The problem is that some courts will reform the agreements or declare them void against public policy depending on the fact situations.
Pre-Nups are an area where only the best will do -- hire a real matrimonial expert as your attorney to draw it, not your regular trusts and estates lawyer or general practitioner who would draw your will. If you move to a new state, consult an expert in the new state as to the enforceablity of your Pre-Nup. And you will need to take special precautions if you are moving to (or living in) California, Texas, Louisiana or the other 'community property' states in which all earnings and assets aquired by a couple during the marraige are considered jointly owned 50/50.
Married Freepers just don't understand how slim the pickings are these days...whether at the local pub or the local church, most young, single women in this nation are Oprahtized, confused, money grubbing dingbats (or worse) that any man with a brain wouldn't have anything to do with! I know because I've dodged the bullet twice now. I'd like to think that "she" is out there, but the more I date and the more women I meet these days, the more pessimistic I get. If you're in college, I imagine you know exactly what I'm talking about.
Okay, flame away, you happily married folks who haven't been in the dating game for years.
Scouts Out! Cavalry Ho!
If the court system doesn't care about the Constitution, what makes you think they will be interested in a pre-nup?
You'd think so. But family courts can declare null and void any pre-nup with impunity. Bottom line: if mamma wants it, mamma gets it.

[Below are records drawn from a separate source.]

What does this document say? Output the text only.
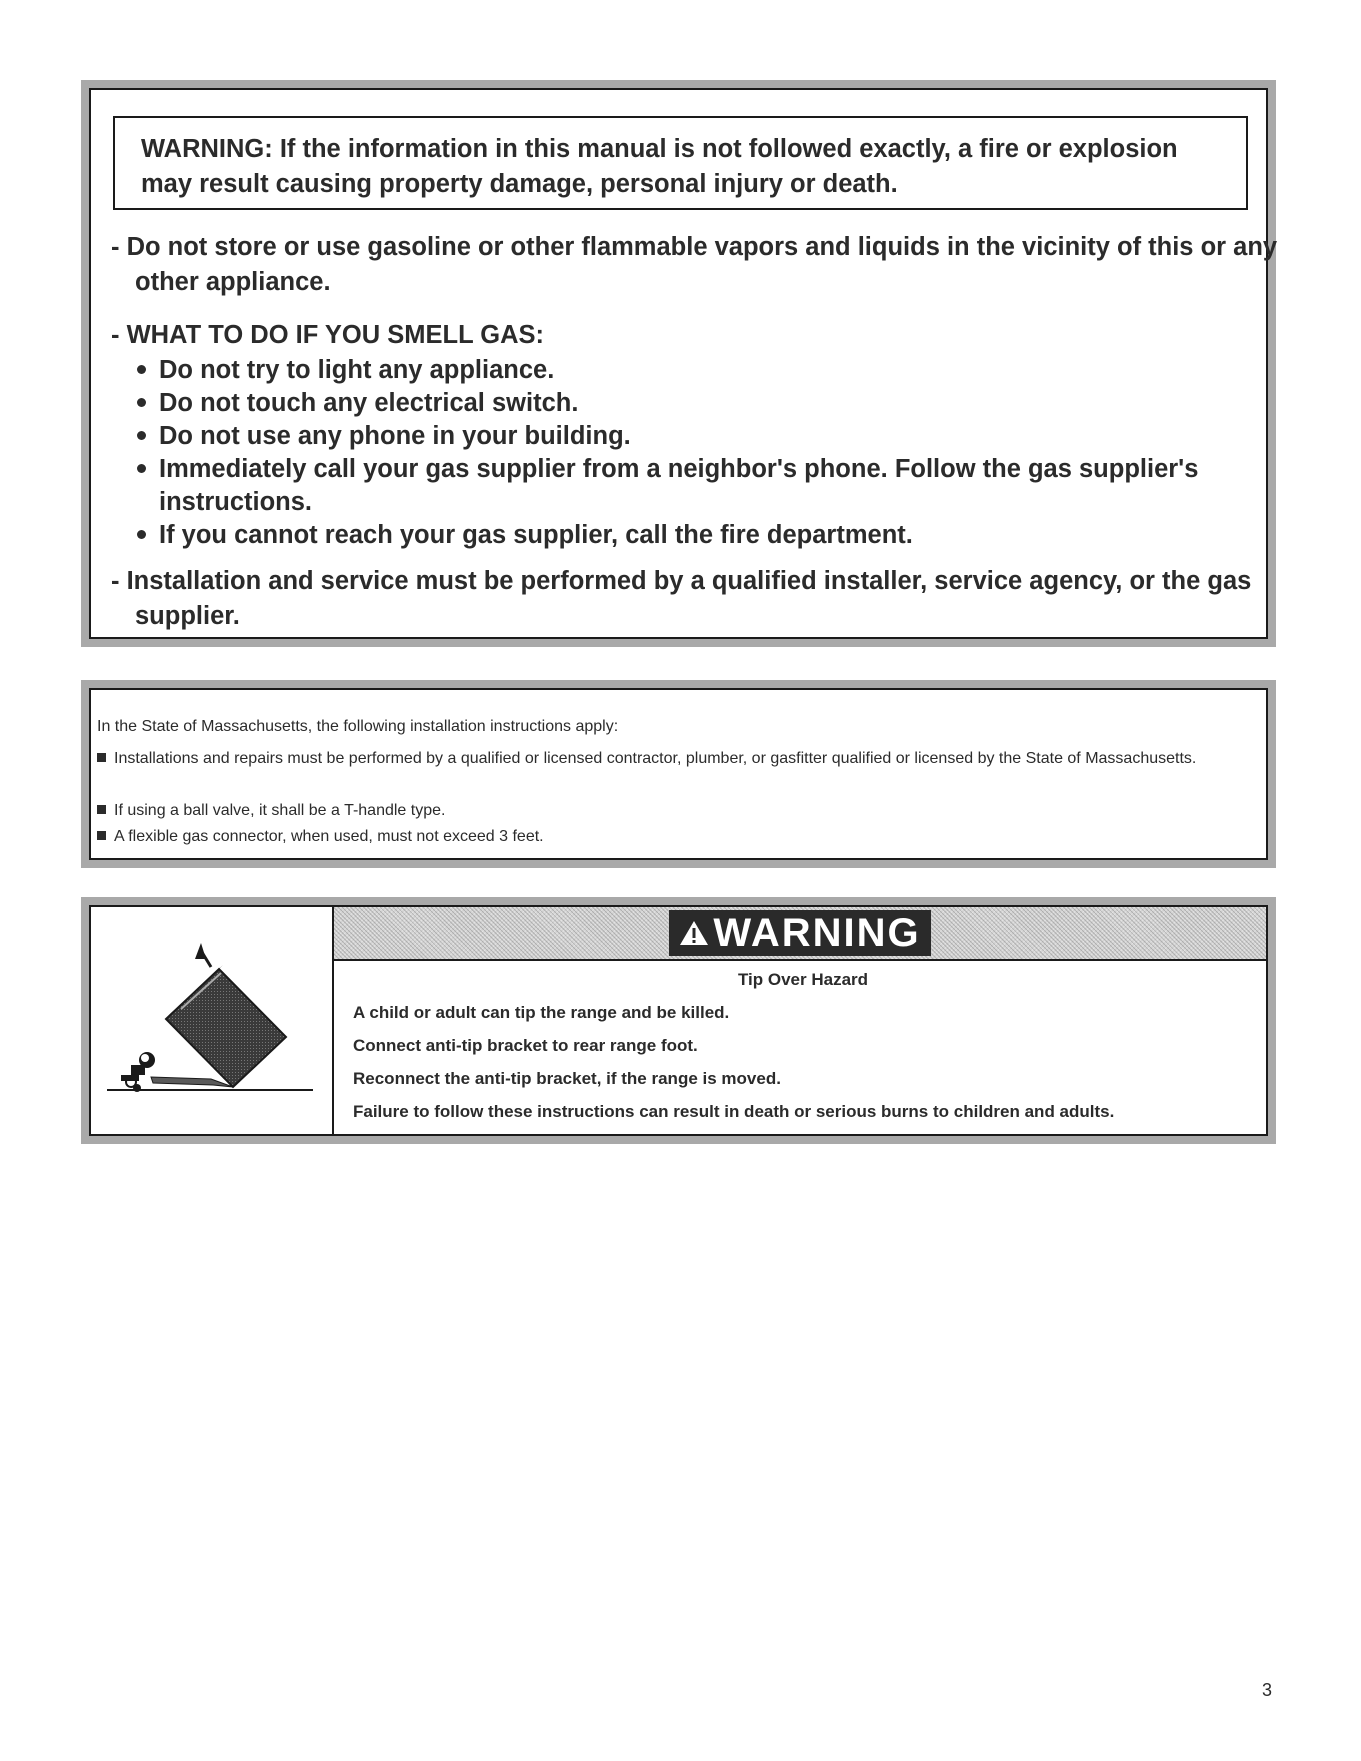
WARNING: If the information in this manual is not followed exactly, a fire or explosion may result causing property damage, personal injury or death.
- Do not store or use gasoline or other flammable vapors and liquids in the vicinity of this or any other appliance.
- WHAT TO DO IF YOU SMELL GAS:
Do not try to light any appliance.
Do not touch any electrical switch.
Do not use any phone in your building.
Immediately call your gas supplier from a neighbor's phone. Follow the gas supplier's instructions.
If you cannot reach your gas supplier, call the fire department.
- Installation and service must be performed by a qualified installer, service agency, or the gas supplier.
In the State of Massachusetts, the following installation instructions apply:
Installations and repairs must be performed by a qualified or licensed contractor, plumber, or gasfitter qualified or licensed by the State of Massachusetts.
If using a ball valve, it shall be a T-handle type.
A flexible gas connector, when used, must not exceed 3 feet.
WARNING
Tip Over Hazard
A child or adult can tip the range and be killed.
Connect anti-tip bracket to rear range foot.
Reconnect the anti-tip bracket, if the range is moved.
Failure to follow these instructions can result in death or serious burns to children and adults.
3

Hope the soccer moms are happy. Now they can dream of being "taken" by Bill Clinton.
Pre-nups usually take care of assets acquired BEFORE marriage, as I understand it. And, then there is the emotional cost when these "liberated women" decide to leave for greener pastures.
Pre-nups can address some of this, if they're properly drafted and the court upholds them. However, it is very common for the court to decide that the pre-nup shouldn't be enforced for any number of reasons--for example, the man and the woman should each have their own lawyer rather than having one lawyer write the agreement for both of them.
Plus state laws vary, so what's valid in one state might not be in another. And some states limit the length of time that a pre-nup can be enforced. I believe, for example, that California law kills all pre-nups after seven years of marriage. Supposedly, that was one of the reasons Tom Cruise divorced Nicole Kidman--their seventh anniversary was approaching and he didn't want her to escape the limits of their pre-nup.
They're intended to, but it doesn't always work out that way. They are difficult to write well and must be revised when circumstances change within the marriage. When legally challenged, they can be quite expensive to defend, especially when agenda-driven judges make arbitrary rulings that must then be appealed -- or even when judges make proper judgments which are appealed anyway. Such battles can go on endlessly and at great expense. Therefore, many attorneys advise their clients to back off and relinquish a lot of what is rightfully theirs, even though the law and the facts are on their side.
Bottom line: A pre-nup will only keep honest people honest. If you want protection, marry someone who's not nearly as smart or Machiavellian as you, then get the goods on your prospective spouse and save them up for a legal "rainy day." That means investing in private investigators, steadily amassing your evidence, keeping track of the whereabouts and status of potential future witnesses, and always regarding your life partner as a potential legal adversary who may eventually have to be proven an unfit parent, faithless harridan, etc. Then, of course, the offspring of your union must be relentlessly conditioned to favor you in any testimony they may be called upon to make. This is a lot of work, carried out in secrecy and guaranteed to poison the relationship no matter what happens.
Under such cloak-and-dagger conditions, what would be the point of marrying at all?